# Earphones/Headphones for Kindle?



## pomlover2586 (Feb 14, 2009)

I haven't tried this yet......but does the Kindle need a special type of earphone/headphone or will any standard one work?


----------



## Chris W (Aug 17, 2009)

It's a standard mini headphone jack (same as you would find on an iPod). I use a pair of Sennheiser HD 202 over the ear headphones. They are good quality at a very low price, plus have a decent length cord.


----------



## telracs (Jul 12, 2009)

Nope, just about any headphone will work.


----------



## pomlover2586 (Feb 14, 2009)

I thought they were- but I didn't want to stick my Ipod earphones into the Kindle and break something LOL


----------



## VictoriaP (Mar 1, 2009)

I don't use mine with the Kindle--haven't loaded mp3's and don't like TTS. But I usually have my iPhone on while reading, and for that, I use these:



JBuds J3

(for those who don't like pink, yes, there are other colors!)

These are the best earphones for the price that I've found.

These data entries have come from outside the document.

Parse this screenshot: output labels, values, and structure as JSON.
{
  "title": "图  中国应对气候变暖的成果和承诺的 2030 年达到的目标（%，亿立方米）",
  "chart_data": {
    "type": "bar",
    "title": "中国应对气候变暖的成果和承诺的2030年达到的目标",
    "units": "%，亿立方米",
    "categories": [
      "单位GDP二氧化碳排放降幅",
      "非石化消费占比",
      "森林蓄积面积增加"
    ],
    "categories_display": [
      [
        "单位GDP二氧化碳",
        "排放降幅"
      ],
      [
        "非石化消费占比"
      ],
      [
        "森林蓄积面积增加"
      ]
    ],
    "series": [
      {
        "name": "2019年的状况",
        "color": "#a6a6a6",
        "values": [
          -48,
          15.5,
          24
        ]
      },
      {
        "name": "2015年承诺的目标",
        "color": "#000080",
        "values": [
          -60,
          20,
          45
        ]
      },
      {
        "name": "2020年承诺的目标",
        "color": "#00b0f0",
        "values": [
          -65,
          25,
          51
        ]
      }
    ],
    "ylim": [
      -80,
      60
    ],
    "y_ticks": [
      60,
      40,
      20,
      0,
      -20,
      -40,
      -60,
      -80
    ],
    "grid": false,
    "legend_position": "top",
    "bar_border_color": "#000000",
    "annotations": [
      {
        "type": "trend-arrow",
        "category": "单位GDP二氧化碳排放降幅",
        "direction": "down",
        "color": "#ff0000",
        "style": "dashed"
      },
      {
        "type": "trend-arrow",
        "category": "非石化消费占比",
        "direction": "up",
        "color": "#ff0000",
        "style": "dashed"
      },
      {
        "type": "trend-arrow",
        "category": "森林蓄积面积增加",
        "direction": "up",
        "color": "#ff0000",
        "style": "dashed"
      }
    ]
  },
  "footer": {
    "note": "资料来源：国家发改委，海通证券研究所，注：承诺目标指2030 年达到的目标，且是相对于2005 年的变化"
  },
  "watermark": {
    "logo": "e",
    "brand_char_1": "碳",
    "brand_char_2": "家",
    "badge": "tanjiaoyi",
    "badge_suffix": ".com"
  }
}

They're comfortable, and they do a reasonably good job of blocking out external noise. I wore the older J2 version on several extensive plane rides this year, and had a much more enjoyable flight than my husband, who wore his standard issue iPod ones. I ordered the J3 for him in silver/white after convincing him to try mine (yes, he had issues with the pink, LOL). They weren't in the house two hours when I decided they were such a big upgrade that I needed to replace my J2 set.

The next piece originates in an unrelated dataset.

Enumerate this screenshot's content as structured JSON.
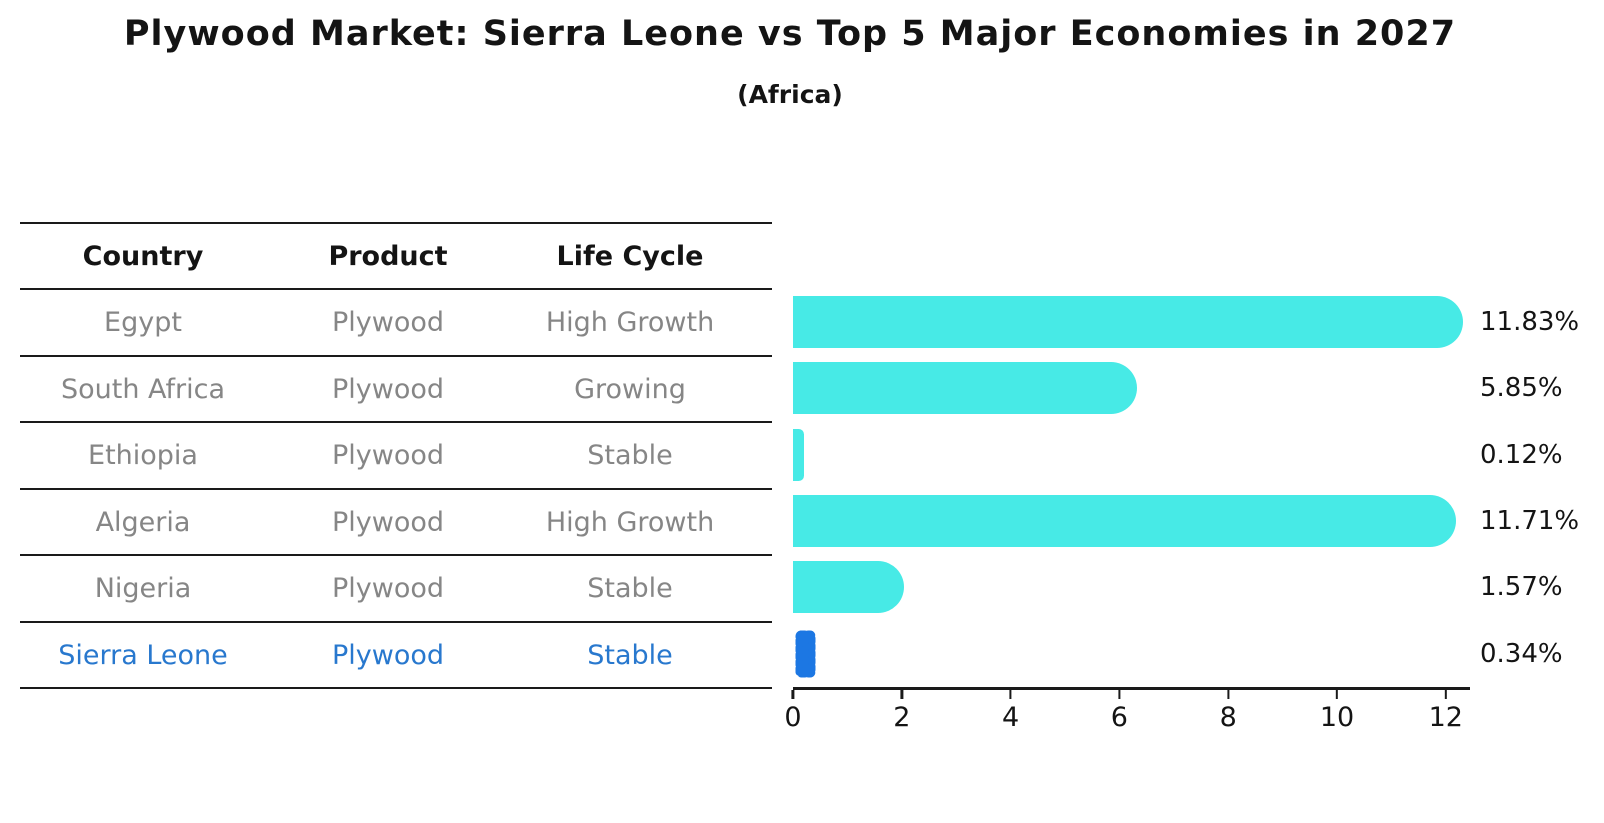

I've just checked to be sure, and they do fit the Kindle perfectly!


----------



## dio_dio (Jan 6, 2011)

Will any earphone with a mic work with the kindle? I'm curious about the mic functions it has and I was wondering if earphone designed for an iphone would work.

I was thinking of these in particular..
http://ca.skullcandy.com/shop/fmj-chrome.html

There are pink ones on sale for $40


----------



## Karen (Feb 12, 2009)

I use earphones with mic & it works just fine.


----------